Одно из двух: или надобно отвергнуть просвещение, или принять его со всеми выгодами и неудобствами.

Новый пенсионный устав действительно наносит сильный удар университетам. Многим из нынешних профессоров остается недолго дослужить до двадцатипятилетнего срока. По истечении его они оставят университет, а между тем они люди испытанной опытности, знания и способностей. При прежнем пенсионном уставе они могли бы с честью служить государству еще лет десять и подготовить себе достойных преемников. Теперь же люди способные, даже из молодых, предпочитают идти по другим служебным путям, видя, как неутешительна будущность ученой службы.

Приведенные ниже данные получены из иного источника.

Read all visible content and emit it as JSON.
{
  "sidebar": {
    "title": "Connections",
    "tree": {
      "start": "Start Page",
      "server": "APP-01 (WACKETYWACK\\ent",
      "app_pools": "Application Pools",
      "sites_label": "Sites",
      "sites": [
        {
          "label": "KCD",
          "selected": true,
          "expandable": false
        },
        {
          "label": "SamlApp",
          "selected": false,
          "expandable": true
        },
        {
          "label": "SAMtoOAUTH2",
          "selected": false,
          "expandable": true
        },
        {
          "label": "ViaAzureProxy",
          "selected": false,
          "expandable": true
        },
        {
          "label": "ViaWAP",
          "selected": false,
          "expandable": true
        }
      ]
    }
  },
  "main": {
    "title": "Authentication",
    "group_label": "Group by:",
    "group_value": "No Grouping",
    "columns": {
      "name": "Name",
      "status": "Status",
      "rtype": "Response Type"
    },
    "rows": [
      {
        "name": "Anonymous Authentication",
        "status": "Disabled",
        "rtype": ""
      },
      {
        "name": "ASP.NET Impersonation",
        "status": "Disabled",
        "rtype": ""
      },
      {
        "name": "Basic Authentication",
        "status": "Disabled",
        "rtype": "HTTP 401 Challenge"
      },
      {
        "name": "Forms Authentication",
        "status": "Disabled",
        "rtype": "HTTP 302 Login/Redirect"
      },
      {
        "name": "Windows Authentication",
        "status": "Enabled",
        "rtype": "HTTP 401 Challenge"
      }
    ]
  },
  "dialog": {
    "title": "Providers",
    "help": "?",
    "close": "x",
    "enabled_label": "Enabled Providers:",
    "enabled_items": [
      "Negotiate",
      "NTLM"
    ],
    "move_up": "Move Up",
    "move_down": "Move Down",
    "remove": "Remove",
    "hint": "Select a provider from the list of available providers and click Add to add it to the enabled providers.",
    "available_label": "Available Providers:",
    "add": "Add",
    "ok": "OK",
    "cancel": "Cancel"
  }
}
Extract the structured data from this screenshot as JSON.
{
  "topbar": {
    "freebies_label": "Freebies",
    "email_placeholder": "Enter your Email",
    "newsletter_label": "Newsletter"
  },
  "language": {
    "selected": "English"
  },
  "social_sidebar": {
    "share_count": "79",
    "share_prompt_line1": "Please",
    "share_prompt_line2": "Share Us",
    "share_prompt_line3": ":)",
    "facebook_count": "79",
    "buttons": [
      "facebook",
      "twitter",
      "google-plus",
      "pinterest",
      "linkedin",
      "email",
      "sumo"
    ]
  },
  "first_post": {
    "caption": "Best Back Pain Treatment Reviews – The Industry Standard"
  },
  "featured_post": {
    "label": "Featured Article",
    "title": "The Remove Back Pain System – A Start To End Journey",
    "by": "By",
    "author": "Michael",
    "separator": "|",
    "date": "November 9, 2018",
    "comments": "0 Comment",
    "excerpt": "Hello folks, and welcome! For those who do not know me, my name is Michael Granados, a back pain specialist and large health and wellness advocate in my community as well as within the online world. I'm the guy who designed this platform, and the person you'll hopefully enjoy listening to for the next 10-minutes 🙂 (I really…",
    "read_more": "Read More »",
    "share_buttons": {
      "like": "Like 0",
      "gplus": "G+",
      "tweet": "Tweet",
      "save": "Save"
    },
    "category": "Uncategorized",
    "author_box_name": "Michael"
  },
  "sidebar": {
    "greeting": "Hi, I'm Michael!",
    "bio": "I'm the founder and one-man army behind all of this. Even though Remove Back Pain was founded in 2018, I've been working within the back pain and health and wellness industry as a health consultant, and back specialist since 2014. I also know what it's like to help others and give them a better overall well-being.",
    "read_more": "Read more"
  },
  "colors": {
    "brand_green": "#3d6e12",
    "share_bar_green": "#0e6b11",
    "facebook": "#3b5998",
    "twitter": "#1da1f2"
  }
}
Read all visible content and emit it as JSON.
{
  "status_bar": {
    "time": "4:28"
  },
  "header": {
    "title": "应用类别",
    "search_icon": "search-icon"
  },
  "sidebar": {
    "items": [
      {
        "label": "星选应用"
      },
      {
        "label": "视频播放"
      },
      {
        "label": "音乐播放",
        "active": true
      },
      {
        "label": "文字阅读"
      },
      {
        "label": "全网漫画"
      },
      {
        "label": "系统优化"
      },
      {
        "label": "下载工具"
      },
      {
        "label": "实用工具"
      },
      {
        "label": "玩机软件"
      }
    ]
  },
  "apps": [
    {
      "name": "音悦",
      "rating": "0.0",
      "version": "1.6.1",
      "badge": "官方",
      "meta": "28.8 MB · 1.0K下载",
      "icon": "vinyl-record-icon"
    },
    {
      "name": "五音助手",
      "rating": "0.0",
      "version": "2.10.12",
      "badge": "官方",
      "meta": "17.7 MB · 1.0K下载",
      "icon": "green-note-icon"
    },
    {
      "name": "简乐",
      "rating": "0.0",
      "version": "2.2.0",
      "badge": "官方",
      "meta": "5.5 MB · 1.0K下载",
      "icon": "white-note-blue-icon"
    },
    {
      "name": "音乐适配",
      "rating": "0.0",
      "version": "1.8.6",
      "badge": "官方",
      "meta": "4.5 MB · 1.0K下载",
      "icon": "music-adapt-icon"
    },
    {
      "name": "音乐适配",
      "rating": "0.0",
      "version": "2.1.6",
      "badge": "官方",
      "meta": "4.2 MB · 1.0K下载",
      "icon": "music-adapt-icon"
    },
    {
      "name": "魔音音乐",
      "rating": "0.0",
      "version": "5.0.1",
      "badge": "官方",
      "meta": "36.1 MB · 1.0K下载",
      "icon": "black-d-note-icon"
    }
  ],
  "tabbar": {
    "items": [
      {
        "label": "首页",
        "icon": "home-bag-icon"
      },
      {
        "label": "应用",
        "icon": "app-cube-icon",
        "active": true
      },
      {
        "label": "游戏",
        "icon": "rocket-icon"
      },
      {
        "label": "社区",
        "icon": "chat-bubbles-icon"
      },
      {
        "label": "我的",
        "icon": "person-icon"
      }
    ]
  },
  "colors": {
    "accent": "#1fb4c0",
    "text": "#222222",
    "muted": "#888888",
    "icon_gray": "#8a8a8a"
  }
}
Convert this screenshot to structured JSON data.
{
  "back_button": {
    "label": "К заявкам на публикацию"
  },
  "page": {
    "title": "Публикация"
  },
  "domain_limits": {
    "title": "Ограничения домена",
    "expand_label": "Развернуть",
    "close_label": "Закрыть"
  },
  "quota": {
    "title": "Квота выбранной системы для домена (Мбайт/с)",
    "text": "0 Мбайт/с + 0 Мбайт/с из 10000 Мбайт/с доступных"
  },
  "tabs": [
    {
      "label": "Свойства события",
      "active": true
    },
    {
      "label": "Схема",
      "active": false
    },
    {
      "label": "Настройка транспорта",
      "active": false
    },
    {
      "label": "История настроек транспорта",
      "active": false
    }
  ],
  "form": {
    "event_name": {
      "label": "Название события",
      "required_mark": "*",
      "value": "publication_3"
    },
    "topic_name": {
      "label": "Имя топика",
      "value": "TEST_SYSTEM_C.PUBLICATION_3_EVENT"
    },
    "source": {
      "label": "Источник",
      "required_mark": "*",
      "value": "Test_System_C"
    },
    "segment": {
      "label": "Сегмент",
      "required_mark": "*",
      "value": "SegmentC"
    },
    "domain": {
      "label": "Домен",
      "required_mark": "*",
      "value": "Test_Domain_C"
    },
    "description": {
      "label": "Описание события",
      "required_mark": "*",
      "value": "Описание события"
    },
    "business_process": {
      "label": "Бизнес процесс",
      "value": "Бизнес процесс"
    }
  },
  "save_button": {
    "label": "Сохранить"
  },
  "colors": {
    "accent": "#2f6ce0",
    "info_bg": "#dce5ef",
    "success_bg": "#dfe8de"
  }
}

В городе ужасно лгут и сплетничают. Например уверяют, будто с 6 декабря всех гражданских чиновников оденут в какие-то форменные сюртуки вроде военных и в каски; что в Персии и Константинополе чума, которая и нам угрожает, и т. д. и т. д. Замечательно только, что ложь все останавливается только на дурном и не сулит ничего хорошего.


8 декабря 1852 года

Каски действительно даны, но только военным лакеям, вследствие чего простой народ принимает стоящих на запятках слуг за офицеров. Я сам недавно слышал, как один мужичок говорил другому:

— Смотри-ка, смотри, вон офицер сидит на козлах возле кучера.


10 декабря 1852 года

Сегодня был у меня приехавший три дня тому назад курьер наш из Персии, служивший там драгоманом, Мошнин. Он говорит, что в Персии вовсе нет чумы, что и холера там сильно косила только в одной области. Зато он сообщил мне другую печальную новость: брат его, отличный молодой человек, лет восемь тому назад кончивший у меня курс первым кандидатом, вчера утопился. Он бросился в прорубь у Минеральных вод. Молодой Мошнин часто бывал у меня. Месяца два тому назад он начал писать ко мне странные письма почти каждый день, в которых с пафосом рассуждал о великих судьбах России, о Пушкине, об истории, о религии, о назначении женщины. Письма эти обнаруживали очевидно расстройство ума. Ко мне приходила сестра молодого человека, в слезах, и просила моего совета. Я был у них и нашел дела хуже, чем ожидал. Я посоветовал его домашним обратиться к врачу, а пока не очень противоречить больному. Между прочим мне объяснили, что причиной всему отвергнутая любовь: Мошнин хотел жениться на одной девушке, но ему отказали. Он страшно тосковал. Накануне своей смерти он жаловался брату на упадок умственных сил, горько плакал, а теперь вот чем кончил. Брат был на месте самоубийства. Тело несчастного молодого человека найдено.


14 декабря 1852 года

Обедал у Панаева и не скажу, чтобы остался доволен проведенным там временем. Там были: Логинов, автор замечательных по форме, но отвратительных по цинизму стихотворений, Дружинин, Некрасов, Гаевский Виктор Павлович и т. д. После обеда завели самые скоромные разговоры и читали некоторые из «Парголовских элегий» во вкусе Баркова. Авторы их превзошли самих себя по цинизму образов в прекрасных стихах. Вот где теперь надо искать русскую поэзию! Неужели это весело, господа?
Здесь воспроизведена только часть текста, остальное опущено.